Generally speaking ...

All AI implementations are essentially hyper-sophisticated 'IF'-'THEN' engines.

Symbolic AI is accomplished by inserting an inference routine operating against a 'knowledge base' (rules, etc.) between the 'IF' and the 'THEN'.

Neural-based AI is accomplished by routing the 'IF's' into a neural net (or equivalent) which will select / trigger a particular 'THEN' based on its training to date.

In both schemes 'machine learning' is sometimes added by having additional routines change the knowledge base, the inference engine, and / or the neural net's training parameters.
After much thought, on all of this...

... a post deserving of same.

So... how does it work, when YouTube suggests some music, ostensibly unrelated to any previous searches/plays and it's something you love and hadn't heard for years!
 
Further thoughts... the simple explanation is surely, that sometime in the past, the YouTube software has a record of an older, 'visit' and programmed to seek any connection?
 
... So... how does it work, when YouTube suggests some music, ostensibly unrelated to any previous searches/plays and it's something you love and hadn't heard for years!
Further thoughts... the simple explanation is surely, that sometime in the past, the YouTube software has a record of an older, 'visit' and programmed to seek any connection?
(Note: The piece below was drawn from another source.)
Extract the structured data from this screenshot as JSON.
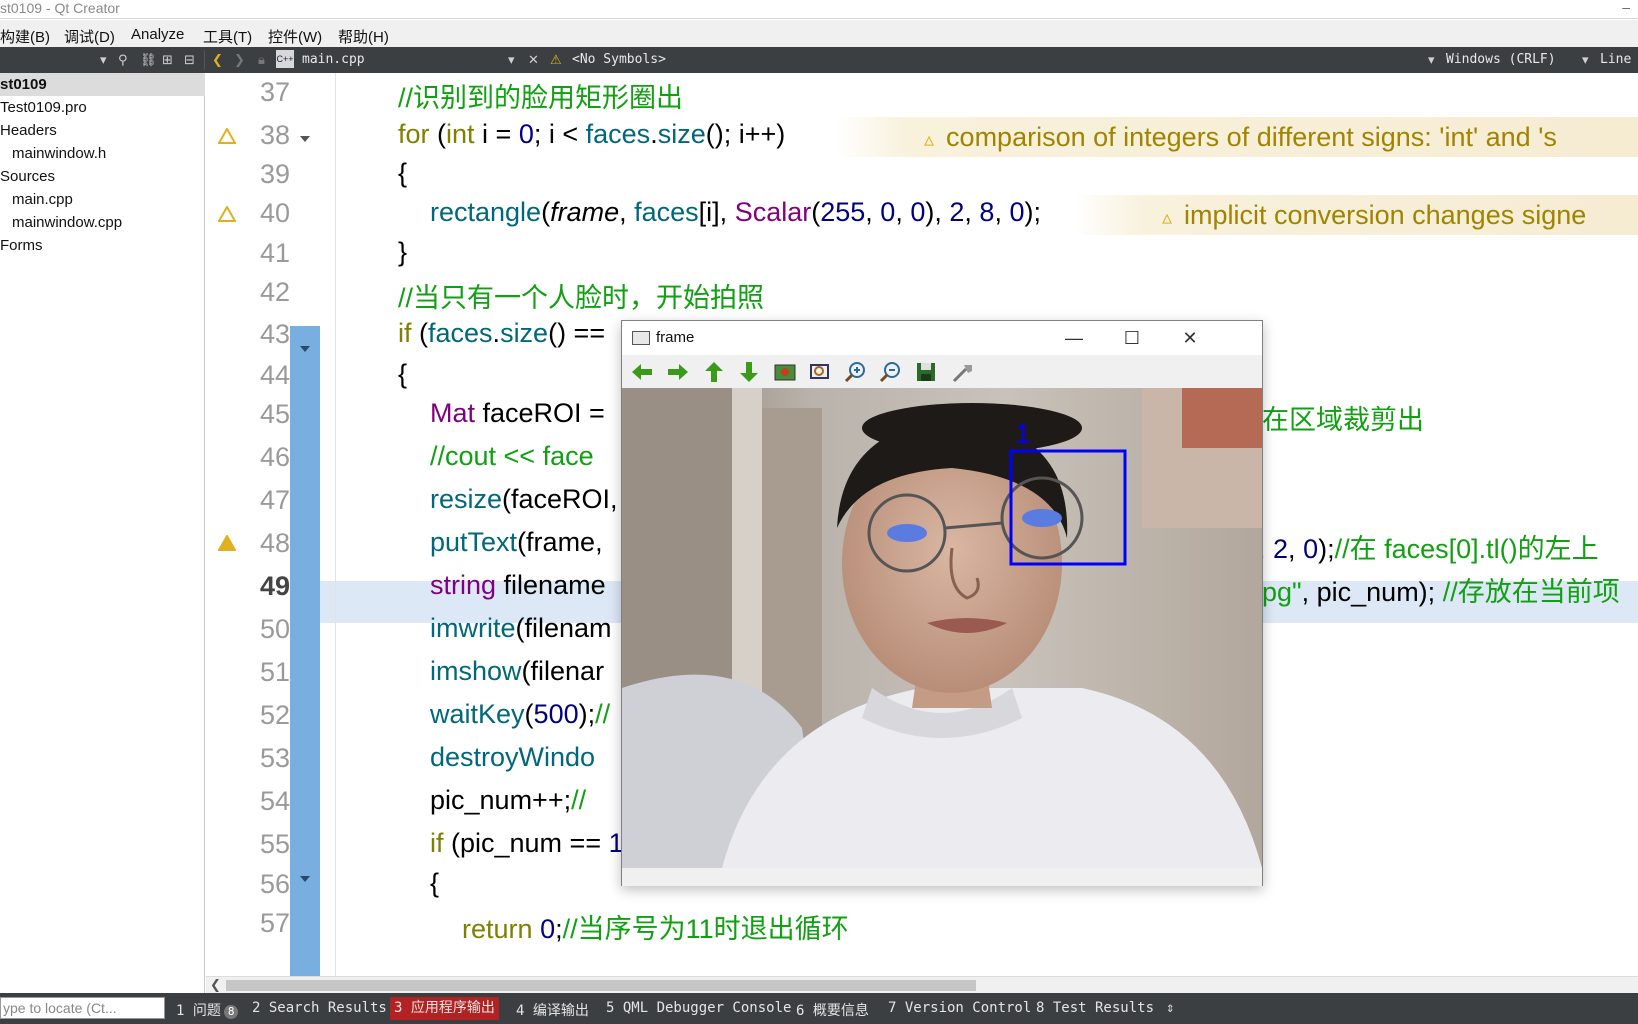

There are any number of ways to suggest a next tune, and selecting a suggestion need not require anything more than straightforward algorithmic pattern matching against a database, perhaps using a scoring protocol to merge partial results.
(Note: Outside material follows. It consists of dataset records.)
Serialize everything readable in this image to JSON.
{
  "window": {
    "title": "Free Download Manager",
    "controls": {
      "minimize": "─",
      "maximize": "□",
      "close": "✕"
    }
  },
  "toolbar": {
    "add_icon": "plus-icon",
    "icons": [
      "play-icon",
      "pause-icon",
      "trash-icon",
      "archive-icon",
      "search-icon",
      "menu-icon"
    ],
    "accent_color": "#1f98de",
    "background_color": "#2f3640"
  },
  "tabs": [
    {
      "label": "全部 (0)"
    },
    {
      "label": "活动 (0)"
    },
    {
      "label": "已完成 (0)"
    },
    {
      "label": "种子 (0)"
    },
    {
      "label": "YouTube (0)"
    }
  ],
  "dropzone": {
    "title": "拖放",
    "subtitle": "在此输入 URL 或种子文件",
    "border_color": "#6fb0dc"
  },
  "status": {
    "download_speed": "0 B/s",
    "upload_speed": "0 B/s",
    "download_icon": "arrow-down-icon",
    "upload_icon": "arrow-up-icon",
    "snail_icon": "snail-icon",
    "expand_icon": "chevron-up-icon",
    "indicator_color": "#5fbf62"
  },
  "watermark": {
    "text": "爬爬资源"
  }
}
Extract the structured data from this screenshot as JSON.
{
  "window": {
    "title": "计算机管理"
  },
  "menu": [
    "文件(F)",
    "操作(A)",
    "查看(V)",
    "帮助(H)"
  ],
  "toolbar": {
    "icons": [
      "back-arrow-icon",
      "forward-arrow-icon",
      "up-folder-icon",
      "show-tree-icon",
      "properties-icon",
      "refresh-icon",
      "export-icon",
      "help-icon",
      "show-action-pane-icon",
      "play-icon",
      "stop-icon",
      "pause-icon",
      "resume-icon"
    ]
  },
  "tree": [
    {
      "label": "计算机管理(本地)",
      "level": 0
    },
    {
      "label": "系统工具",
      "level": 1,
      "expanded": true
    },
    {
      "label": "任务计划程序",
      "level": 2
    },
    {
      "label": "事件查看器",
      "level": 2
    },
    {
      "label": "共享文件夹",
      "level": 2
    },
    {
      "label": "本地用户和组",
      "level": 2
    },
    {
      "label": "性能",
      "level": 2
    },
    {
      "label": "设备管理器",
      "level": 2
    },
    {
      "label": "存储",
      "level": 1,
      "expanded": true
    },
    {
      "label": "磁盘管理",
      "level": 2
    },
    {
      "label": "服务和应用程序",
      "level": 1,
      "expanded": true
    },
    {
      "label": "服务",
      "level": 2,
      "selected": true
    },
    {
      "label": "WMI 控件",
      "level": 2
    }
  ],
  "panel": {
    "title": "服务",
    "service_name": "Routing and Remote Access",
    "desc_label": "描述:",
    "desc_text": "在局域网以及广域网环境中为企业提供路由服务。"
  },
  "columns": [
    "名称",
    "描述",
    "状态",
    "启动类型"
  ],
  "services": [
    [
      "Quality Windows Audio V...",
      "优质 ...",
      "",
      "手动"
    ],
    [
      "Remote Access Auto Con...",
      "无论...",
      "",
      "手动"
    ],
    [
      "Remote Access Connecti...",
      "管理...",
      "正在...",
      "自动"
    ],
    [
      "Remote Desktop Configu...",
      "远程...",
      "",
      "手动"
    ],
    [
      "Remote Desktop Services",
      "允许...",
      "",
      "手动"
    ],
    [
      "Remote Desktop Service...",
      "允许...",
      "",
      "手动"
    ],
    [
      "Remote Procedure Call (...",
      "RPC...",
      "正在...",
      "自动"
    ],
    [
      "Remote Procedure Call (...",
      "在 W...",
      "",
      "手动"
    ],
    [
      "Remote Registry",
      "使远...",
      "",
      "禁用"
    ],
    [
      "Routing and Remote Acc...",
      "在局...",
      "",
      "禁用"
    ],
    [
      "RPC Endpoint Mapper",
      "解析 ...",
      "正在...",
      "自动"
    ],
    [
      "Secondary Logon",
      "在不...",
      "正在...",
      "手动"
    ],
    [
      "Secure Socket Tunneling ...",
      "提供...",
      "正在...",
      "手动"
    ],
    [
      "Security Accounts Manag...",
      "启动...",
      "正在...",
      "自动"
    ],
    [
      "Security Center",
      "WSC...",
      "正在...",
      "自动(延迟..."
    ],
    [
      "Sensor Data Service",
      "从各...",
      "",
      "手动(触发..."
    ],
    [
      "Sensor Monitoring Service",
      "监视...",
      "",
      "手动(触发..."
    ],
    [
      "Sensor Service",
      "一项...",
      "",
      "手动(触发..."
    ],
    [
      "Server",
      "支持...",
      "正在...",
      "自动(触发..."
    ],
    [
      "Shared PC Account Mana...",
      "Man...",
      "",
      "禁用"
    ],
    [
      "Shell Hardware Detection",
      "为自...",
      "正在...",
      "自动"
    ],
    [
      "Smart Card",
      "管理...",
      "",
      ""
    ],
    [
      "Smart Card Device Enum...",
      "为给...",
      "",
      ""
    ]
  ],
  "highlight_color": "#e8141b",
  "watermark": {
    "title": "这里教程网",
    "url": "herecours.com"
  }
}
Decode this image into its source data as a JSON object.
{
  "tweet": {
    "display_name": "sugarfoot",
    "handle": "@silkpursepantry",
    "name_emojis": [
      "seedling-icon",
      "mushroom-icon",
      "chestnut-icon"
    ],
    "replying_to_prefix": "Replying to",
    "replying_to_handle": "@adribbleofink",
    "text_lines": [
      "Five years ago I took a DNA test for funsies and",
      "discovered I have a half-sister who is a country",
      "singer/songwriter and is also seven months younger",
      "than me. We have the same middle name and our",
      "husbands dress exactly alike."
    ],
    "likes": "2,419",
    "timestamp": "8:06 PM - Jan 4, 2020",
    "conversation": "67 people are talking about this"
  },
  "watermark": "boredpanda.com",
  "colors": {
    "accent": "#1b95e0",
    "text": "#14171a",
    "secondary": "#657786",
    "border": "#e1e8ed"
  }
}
Whether this requires - or qualifies as - AI depends on the approach and where one sets the threshold for being AI.

For example, YouTube's earlier-established video recommendation system prioritizes popularity based on number of views, with a small percentage of recommendations drawn from a pool of offerings with few views (most probably qualified with respect to elapsed time since introduction). The search area is typically circumscribed in accordance with your previous viewing history. If you aren't associated with a substantial data set of previous views, the system pretty obviously seems to default to everyone's collective viewing history (i.e., global statistics).
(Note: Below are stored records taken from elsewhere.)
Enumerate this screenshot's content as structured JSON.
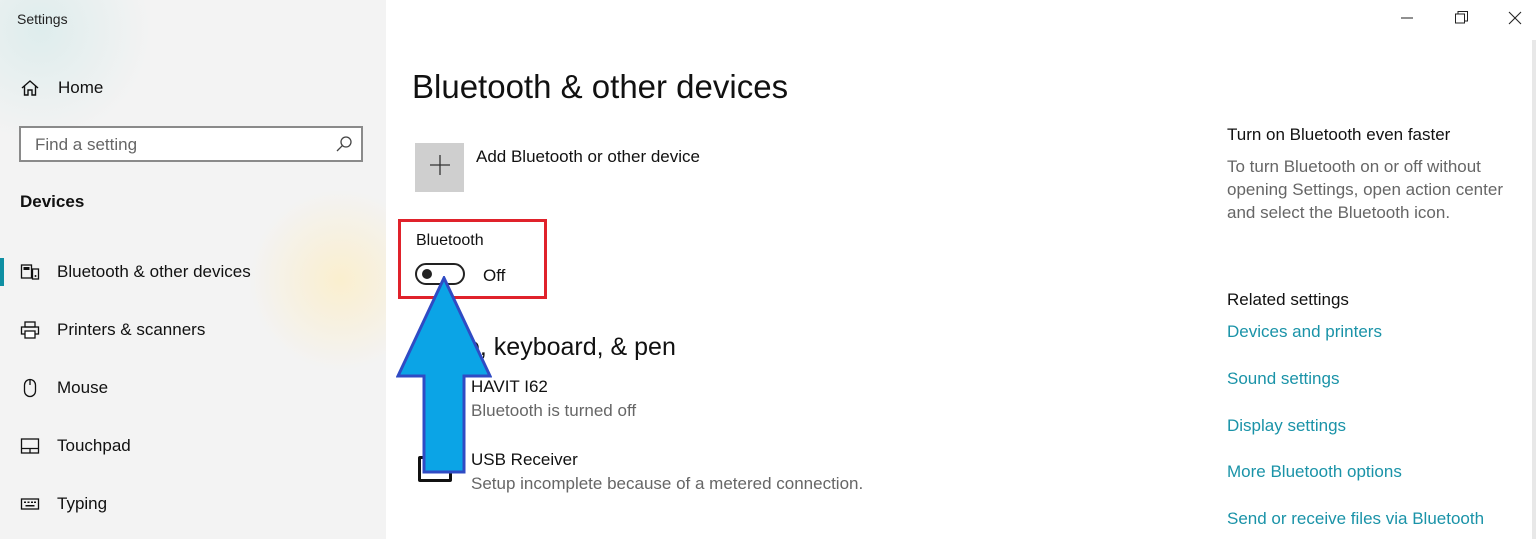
{
  "window": {
    "title": "Settings",
    "controls": {
      "minimize_icon": "minimize-icon",
      "restore_icon": "restore-icon",
      "close_icon": "close-icon"
    }
  },
  "sidebar": {
    "home_label": "Home",
    "search": {
      "placeholder": "Find a setting",
      "value": ""
    },
    "section_title": "Devices",
    "items": [
      {
        "label": "Bluetooth & other devices",
        "icon": "bluetooth-devices-icon",
        "active": true
      },
      {
        "label": "Printers & scanners",
        "icon": "printer-icon",
        "active": false
      },
      {
        "label": "Mouse",
        "icon": "mouse-icon",
        "active": false
      },
      {
        "label": "Touchpad",
        "icon": "touchpad-icon",
        "active": false
      },
      {
        "label": "Typing",
        "icon": "keyboard-icon",
        "active": false
      }
    ]
  },
  "main": {
    "title": "Bluetooth & other devices",
    "add_device_label": "Add Bluetooth or other device",
    "bluetooth": {
      "label": "Bluetooth",
      "state": "Off",
      "on": false
    },
    "section_heading": "e, keyboard, & pen",
    "devices": [
      {
        "name": "HAVIT I62",
        "status": "Bluetooth is turned off"
      },
      {
        "name": "USB Receiver",
        "status": "Setup incomplete because of a metered connection."
      }
    ]
  },
  "right": {
    "tip_title": "Turn on Bluetooth even faster",
    "tip_text": "To turn Bluetooth on or off without opening Settings, open action center and select the Bluetooth icon.",
    "related_title": "Related settings",
    "links": [
      "Devices and printers",
      "Sound settings",
      "Display settings",
      "More Bluetooth options",
      "Send or receive files via Bluetooth"
    ]
  },
  "colors": {
    "accent": "#1a93a8",
    "highlight_box": "#e0222b",
    "arrow_fill": "#0ba4e6",
    "arrow_stroke": "#2f4bc4"
  }
}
YouTube's more recent music recommendation system seems to follow the same general motif, with a noticeable tendency to increasingly recommend music that's tied to videos from their own inventory.

It's a huge, but finite and well-organized, data mass from which selections are made based on a similarly finite and orderly model or protocol.

For the recommendation system to need to 'seek connections', it would need to be negotiating selections based on multiple - possibly deep and fine-grained - features or attributes. I seriously doubt it's doing much more than simply running the statistics (your own or everybody's) and picking the offerings in a very pro forma fashion or simply traversing an established 'map' (figuratively speaking) of the content data space being surveyed for presentation.
 
There are any number of ways to suggest a next tune...
Massive appreciation! ;)

So... makes sense of, say, why I've last been playing Rory Gallagher and next time YouTube suggests Kate Bush and I'm thinking, 'Yesssss... how did you know that'?... :)
 
Probably because masses of Rory fans also listen to Kate on YouTube. Birds of a feather flock together. They pick up the data and use it to keep you on their site, clicking away in a pattern thousands have before.